Musk did not join the meeting, although he could have, being one of Twitter’s largest shareholders. The shareholder vote on the deal, meanwhile, will take place at a yet-undetermined date in the future.
But the drama surrounding his offer threatened to spill over into Wednesday’s proceedings. Shareholders raising proposals for a vote frequently invoked his name. One proposal, by the New York State Common Retirement Fund, called for a report on Twitter’s policies and procedures around political contributions using corporate funds. It passed in a preliminary vote.
Two proposals brought by conservative-leaning groups failed to garner enough votes to pass. One called for an audit on the company’s “impacts on civil rights and non-discrimination” and referred to “‘anti-racism’ programs that seek to establish ‘racial/social equity’” as “themselves deeply racist.” The other sought more disclosure on the company’s lobbying activities.

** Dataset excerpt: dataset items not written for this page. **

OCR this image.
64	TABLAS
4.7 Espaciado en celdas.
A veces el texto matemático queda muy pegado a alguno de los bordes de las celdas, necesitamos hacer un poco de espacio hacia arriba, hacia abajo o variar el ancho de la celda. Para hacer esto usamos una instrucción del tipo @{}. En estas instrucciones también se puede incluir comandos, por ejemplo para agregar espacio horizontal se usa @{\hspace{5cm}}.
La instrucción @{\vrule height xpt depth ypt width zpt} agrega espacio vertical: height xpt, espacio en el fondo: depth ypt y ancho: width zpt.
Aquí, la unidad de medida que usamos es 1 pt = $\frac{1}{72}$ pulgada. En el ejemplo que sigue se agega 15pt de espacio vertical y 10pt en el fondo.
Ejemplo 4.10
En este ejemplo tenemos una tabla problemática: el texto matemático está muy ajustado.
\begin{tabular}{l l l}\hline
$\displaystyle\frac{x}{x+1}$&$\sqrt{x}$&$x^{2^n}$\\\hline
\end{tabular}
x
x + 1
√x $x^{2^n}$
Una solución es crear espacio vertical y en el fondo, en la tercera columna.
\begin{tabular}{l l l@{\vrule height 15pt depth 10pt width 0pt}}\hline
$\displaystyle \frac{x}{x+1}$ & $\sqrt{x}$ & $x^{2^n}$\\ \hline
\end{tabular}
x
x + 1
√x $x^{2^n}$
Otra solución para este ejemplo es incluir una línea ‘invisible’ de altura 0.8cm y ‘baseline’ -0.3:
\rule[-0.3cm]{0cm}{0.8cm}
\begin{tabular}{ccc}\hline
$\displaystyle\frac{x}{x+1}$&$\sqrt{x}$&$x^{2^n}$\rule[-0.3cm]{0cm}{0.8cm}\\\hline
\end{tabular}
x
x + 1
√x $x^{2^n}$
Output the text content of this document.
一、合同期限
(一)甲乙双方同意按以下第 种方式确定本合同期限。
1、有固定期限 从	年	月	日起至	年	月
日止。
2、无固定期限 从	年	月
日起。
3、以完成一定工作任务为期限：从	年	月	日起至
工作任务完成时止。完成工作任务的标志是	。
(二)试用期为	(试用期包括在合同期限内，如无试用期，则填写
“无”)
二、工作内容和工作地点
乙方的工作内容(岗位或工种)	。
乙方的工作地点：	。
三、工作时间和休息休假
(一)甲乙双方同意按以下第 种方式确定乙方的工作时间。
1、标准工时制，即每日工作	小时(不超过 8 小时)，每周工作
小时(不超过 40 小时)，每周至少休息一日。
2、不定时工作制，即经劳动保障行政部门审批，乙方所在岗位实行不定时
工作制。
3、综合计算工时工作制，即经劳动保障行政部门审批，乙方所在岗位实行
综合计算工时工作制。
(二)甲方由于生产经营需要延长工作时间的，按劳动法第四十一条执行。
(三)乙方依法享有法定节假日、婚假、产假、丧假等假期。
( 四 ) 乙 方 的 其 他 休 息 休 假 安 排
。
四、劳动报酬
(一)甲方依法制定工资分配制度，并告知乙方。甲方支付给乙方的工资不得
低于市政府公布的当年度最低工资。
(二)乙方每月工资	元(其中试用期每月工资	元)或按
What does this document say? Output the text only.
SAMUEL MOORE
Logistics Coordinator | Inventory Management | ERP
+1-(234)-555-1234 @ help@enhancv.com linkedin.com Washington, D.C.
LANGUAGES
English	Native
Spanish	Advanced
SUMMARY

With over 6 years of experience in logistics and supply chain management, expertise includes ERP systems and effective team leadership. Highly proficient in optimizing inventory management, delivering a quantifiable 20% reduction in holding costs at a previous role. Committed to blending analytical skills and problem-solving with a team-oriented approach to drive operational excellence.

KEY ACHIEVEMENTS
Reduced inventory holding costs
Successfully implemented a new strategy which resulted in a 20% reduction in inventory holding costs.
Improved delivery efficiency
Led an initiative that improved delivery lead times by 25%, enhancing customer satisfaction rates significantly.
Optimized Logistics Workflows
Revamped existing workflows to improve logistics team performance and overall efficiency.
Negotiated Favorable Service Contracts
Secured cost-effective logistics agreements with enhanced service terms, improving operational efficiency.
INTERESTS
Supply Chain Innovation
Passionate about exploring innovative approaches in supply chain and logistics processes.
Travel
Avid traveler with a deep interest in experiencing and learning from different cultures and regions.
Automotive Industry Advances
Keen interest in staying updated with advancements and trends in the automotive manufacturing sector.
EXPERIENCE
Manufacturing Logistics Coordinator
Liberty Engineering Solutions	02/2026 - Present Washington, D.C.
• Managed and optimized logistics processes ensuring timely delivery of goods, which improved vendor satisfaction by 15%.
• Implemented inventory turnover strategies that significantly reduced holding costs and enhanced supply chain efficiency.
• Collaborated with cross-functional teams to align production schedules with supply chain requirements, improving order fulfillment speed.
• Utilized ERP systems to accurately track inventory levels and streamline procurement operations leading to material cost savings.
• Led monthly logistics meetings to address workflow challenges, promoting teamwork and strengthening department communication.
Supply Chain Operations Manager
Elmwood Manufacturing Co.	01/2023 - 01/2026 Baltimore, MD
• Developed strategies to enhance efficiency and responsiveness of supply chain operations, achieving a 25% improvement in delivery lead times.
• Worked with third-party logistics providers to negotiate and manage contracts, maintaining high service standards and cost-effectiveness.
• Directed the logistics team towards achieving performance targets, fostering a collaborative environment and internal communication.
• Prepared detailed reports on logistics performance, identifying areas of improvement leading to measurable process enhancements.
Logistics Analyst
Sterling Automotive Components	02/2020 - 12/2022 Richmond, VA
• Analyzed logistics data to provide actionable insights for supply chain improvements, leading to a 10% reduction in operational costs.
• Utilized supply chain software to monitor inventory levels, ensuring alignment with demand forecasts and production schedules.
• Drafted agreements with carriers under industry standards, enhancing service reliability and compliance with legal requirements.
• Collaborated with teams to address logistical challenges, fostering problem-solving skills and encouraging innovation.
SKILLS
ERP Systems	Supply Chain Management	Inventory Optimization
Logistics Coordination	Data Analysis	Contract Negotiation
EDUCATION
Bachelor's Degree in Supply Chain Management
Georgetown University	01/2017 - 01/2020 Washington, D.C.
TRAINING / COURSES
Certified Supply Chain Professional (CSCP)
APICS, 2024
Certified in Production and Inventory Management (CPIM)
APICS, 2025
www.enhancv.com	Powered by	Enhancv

Several proposals spoke to the deep existential conflict that’s been playing out among Twitter’s users, employees, shareholders, and employees. While shareholders on one side lambasted the company for what they see as too-liberal politics and a bias against conservatives, others said the company is failing to protect users from harassment, abuse, and misinformation.
Musk had promised that taking over Twitter would enable him to rid the social media platform of its annoying “spam bots.” But he’s been arguing that there might be just too many of those automated accounts for the deal to move ahead.
Earlier in May, the mercurial billionaire said on Twitter that the deal was “on hold” because he wanted to pinpoint the number of spam and fake accounts on the social media platform after claiming that Twitter’s own estimate is too low.
The uncertainty has weighed on Twitter’s shares. Broader investor worries about the social media sector have dragged shares down this year. Then late Monday Snap, which runs the Snapchat app that features vanishing messages and video special effects, issued a dire profit warning, saying that “the macroeconomic environment has deteriorated further and faster than anticipated” since just last month.
Social media companies are competing for the same pool of advertising money that is increasingly under threat from spiking inflation and also changes at Apple Inc. that can restrict the information social media platforms can collect on users, a big selling point for advertisers.
Shares of Snap Inc. plunged 43 percent Tuesday, though they recovered some of the loss Wednesday, climbing nearly 12 percent to $14.31. Shares of Twitter were up $1.09, or 3 percent, at $36.83 in early afternoon trading on Wednesday. Musk has agreed to pay $54.20 per share.
At its own annual shareholder meeting Wednesday, Facebook’s corporate parent, Meta Platforms, and its founding CEO Mark Zuckerberg faced heated criticism from shareholders.
The discontent inspired a series of proposals seeking to require Meta to submit to more independent oversight of Facebook, Instagram, and its other products while lessening the power of Zuckerberg, whose controlling stake in the company prompted one outraged shareholder to lambaste him as an “elitist oligarch” during the 70-minute meeting.
But none of the 12 proposals received more than 30 percent support, based on the preliminary results announced Wednesday.
Zuckerberg. Meta’s chairman as well as CEO, and the company’s other eight directors on the board also received more than 90 percent backing to continue in their roles. The resounding support came just days after a major New York pension fund that owns Meta stock said it would vote against the directors in protest.